Michael Bleby & Tim Boyd | The Australian Financial Review | 23 May 2019
Sydney’s housing market has welcomed the end of the federal election campaign, with vendors and buyers shaking off the uncertainty about negative gearing and capital gains tax changes.
“It was pretty much Monday morning,” said Paddington agent Catherine Dixon of the post-election pickup.
“The vendors are ringing up and saying come and appraise my property … but I have had buyers this week saying ‘What’s your take on the market? What do you think is going to happen?'”
It is still too early to say for sure whether the changed sentiment is translating into sales more widely – this coming weekend, when the national number of planned auctions more than doubles to 1933 from last week’s 930, will be a greater test of buyers’ appetite.
The election result and the Coalition government’s planned support for first-home buyers, the move by banking regulator APRA to ease mortgage serviceability rules, and growing expectations of a rate cut as early as next month have reset expectations for the east coast-dominated housing market.
AMP Capital chief economist Shane Oliver on Thursday scrapped his prediction of a 25 per cent peak-to-trough decline in prices in the two largest cities and instead predicted a 19 per cent fall in Sydney and 15 per cent in Melbourne, with both to bottom out by year-end, rather than next year.
“The past few weeks have seen a number of developments that suggest that prices could bottom earlier and higher than we have been expecting,” Dr Oliver said.
“The election outcome removed a key threat, but several other factors also
There are already some signs.
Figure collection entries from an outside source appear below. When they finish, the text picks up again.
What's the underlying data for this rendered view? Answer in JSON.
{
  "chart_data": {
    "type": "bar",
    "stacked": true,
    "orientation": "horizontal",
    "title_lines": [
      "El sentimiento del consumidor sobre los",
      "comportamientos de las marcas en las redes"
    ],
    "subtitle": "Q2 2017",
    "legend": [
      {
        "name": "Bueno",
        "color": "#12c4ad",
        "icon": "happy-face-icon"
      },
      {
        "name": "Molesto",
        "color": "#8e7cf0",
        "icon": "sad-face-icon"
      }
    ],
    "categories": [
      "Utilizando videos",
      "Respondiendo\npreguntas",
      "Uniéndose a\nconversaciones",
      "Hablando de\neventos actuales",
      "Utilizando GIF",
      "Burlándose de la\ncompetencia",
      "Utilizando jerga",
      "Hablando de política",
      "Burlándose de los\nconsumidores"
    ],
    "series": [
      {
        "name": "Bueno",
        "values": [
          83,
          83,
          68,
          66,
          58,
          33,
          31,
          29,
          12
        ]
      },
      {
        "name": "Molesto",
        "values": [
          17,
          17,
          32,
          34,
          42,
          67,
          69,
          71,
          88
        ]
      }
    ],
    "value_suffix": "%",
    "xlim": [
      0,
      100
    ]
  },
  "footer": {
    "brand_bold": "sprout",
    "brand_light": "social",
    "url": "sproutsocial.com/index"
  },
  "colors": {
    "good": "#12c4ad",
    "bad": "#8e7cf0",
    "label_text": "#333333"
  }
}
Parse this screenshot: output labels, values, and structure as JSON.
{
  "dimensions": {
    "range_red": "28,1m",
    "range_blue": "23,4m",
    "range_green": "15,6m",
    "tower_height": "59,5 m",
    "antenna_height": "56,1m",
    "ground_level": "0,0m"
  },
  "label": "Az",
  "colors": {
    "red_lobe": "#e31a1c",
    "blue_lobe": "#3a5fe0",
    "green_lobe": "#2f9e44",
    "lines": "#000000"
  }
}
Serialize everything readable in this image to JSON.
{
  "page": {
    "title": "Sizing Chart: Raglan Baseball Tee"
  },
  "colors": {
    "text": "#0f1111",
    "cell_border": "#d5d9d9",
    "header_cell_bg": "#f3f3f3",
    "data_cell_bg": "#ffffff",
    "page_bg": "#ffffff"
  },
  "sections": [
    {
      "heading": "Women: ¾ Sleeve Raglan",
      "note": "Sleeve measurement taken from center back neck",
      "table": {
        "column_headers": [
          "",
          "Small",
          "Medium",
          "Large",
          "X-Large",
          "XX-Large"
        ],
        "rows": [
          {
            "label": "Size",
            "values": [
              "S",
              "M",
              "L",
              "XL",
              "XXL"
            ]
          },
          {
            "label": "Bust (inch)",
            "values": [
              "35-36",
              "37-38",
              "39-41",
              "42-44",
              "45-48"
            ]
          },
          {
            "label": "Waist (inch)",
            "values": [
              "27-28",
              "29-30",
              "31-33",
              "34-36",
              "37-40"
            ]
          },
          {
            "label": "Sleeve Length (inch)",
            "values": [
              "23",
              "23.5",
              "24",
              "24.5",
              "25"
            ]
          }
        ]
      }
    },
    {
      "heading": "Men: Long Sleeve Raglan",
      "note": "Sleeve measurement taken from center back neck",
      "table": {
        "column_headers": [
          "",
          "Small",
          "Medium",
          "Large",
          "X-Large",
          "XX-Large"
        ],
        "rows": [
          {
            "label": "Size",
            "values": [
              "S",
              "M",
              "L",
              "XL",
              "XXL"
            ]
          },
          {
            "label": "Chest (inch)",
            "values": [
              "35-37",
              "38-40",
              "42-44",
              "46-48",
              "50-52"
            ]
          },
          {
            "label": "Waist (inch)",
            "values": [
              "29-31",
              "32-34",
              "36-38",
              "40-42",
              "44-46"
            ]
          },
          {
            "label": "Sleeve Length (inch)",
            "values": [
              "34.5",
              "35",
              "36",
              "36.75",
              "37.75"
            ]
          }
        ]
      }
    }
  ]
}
On Tuesday, Josh Vorias, the founder of construction technology start-up Sitelinked, and Alice O’Connor sold for $1.42 million the two-bedroom apartment they bought in April last year for $1.3 million.
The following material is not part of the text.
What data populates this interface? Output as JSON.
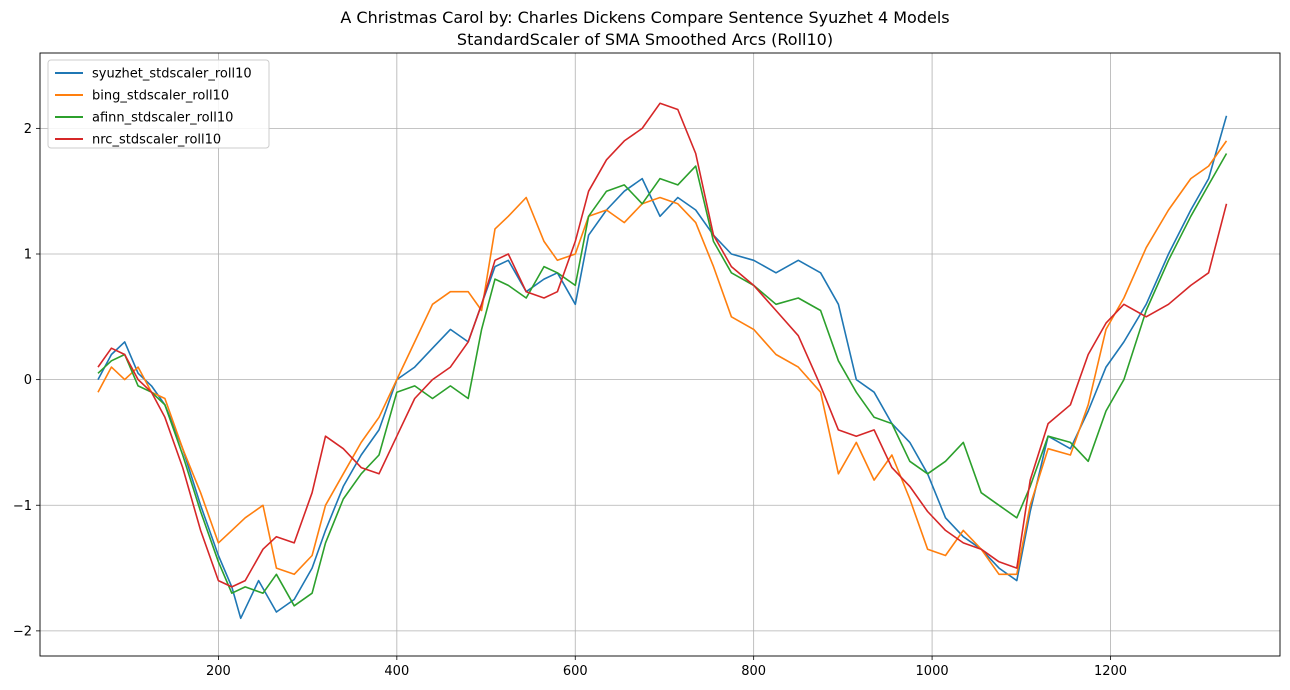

There were five registered bidders, four of whom bid, pushing up the price of a unit that the vendor had only repainted and replaced the air-conditioning.
“We bought at the top of the market, so we were a little bit concerned,” Mr Vorias said.
“We were hoping to get back what we got it for but we exceeded that a lot. An extra $120,000 in the back pocket’s not bad.”
The sale wasn’t driven by post-election sentiment, but it helped, said BradfieldCleary Double Bay agent Sam Green.
“All those buyers inspected two weeks ago, so they would have all been there if it was a Labor government, but when it went a bit slow … it gave confidence to dig a little deeper,” Mr Green.
Louis Carr Real Estate – West Pennant Hills has presided over three sales since Saturday’s result, including $2.6 million for a six-bedroom, six-bathroom house at 17 Blacks Road in Sydney’s north-west.
Director Jennifer Carr said she didn’t know if the election result tipped buyers into sealing the deal, but the result had cleared a “cloud” over the market, which was likely to feel a lack of stock in coming months.
“There will be a shortage over winter,” she said.
Castlehaven Projects director Michael Turner said the federal election result translated into a 60 per cent increase in sales inquiries both through online channels and with sales agents. Castlehaven Projects has 50 properties being actively marketed in the Sydney metropolitan area.
“A combination of both the APRA-proposed changes to the serviceability assessment, alongside the election result, I believe has given us this bump in inquiry activity,” he said.
Mr Turner said it was too early to say whether the bump in inquiries would translate into sales conversion.